Na minha terra, onde as pessoas conhecem seu lugar, acima ou embaixo, Ercília não teria futuro. No interior, usam muito palavras como topetuda, insolente e atrevida para gente igual a ela, pois era só o que faltava: uma empregada dando ordens. Lá em casa é diferente, tanto pelas relações de trabalho na capital quanto por minha inclinação socialista. «Socialista é o caralho», costuma dizer Ercília, em momentos de explosão, e aí me bate o sentido de hierarquia, só um pouco, porque no fundo ela tem razão, minha vida é um caos.

Ercília acha o homem solteiro inviável, pelo menos os do meu tipo, criado por uma mãe servidora exclusiva do lar, cuja principal tarefa consistia em consertar porcarias deixadas pelos filhos no caminho – toalhas molhadas, lençóis revirados, pratos sujos. Acredito que Ercília tem algo que minha mãe não teve, embora cobre por isso cento vinte reais a diária, sem contar o ônibus. Ela tem poder sobre mim. Às vezes, desafiando a preguiça, arrumo aqui e ali, escondo a sujeira sob o tapete, e quando a montanha de pratos cresce sobre pia, jogo água fervente para dissolver a gordura. Não tenho coragem de pegar em pedaços de macarrão com aparência de verme porque já ocorreu o contrário. Era verme com aparência de macarrão. Ercília percebe as gambiarras, os jeitinhos, a safadeza e aí o esporro é dobrado.

No fundo, Ercilia se preocupa comigo, eu acho, como também acho que existe uma tensão sexual entre nós dois. Pode ser pura fantasia, pode ser verdade, e por dúvida não convém levar a história para o lado mais complicado.

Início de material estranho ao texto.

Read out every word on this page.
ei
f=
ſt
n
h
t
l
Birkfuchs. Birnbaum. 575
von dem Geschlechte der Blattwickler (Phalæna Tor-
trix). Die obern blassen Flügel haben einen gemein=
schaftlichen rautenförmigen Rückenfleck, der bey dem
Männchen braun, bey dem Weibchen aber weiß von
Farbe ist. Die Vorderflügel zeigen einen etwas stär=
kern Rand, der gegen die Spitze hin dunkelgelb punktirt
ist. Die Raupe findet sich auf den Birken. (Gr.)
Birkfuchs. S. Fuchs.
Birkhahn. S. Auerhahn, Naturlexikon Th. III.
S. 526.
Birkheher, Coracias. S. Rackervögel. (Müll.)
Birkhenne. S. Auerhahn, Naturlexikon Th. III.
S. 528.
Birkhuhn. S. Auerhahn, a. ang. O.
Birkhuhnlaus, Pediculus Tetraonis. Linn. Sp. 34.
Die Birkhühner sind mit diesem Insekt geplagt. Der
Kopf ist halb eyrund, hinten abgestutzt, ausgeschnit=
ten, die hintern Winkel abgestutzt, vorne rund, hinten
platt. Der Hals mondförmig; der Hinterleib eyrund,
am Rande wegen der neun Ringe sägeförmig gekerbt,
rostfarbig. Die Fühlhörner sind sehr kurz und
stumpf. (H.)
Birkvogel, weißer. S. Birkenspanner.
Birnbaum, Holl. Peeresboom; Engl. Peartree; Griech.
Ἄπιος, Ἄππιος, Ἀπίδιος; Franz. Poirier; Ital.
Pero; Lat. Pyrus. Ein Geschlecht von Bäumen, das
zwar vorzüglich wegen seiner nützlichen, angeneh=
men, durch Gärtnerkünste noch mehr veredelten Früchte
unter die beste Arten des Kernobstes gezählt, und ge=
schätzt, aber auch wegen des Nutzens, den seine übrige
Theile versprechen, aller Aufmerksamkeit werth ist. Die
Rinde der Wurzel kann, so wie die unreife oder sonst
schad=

Pode ser também, e aposto mais nisso, que ela encare tudo como trabalho – faxina e consultoria moral – e talvez sinta um pouco de pena de mim; pena de homem perdido num contexto muito desorganizado.

Especulo muito se não temos um trato inconsciente. Eu sigo na vida sem muito controle e ela ajeita tudo sob a condição de poder recriminar meu comportamento de forma crua e dolorosa. Ouço, obediente, para não cair num estado de precariedade ainda mais grave do que o atual. Desejo muito seu jeito forte, ombros de nadadora, pernas bem abuladas e em harmonia com o resto corpo. Perdi umas noites pensando nisso. Mas o que me prende a Ercília é a segurança que ela transmite; ora na posição de mãe, ora transbordando raiva e sensualidade em seus sermões. Faltam coisa lá em casa e repito, de um jeito infantil, que o importante não é ter; é saber encontrar. Não encontro nunca, nada, e Ercília sabe e continua comigo. Sem ela eu já estaria morto.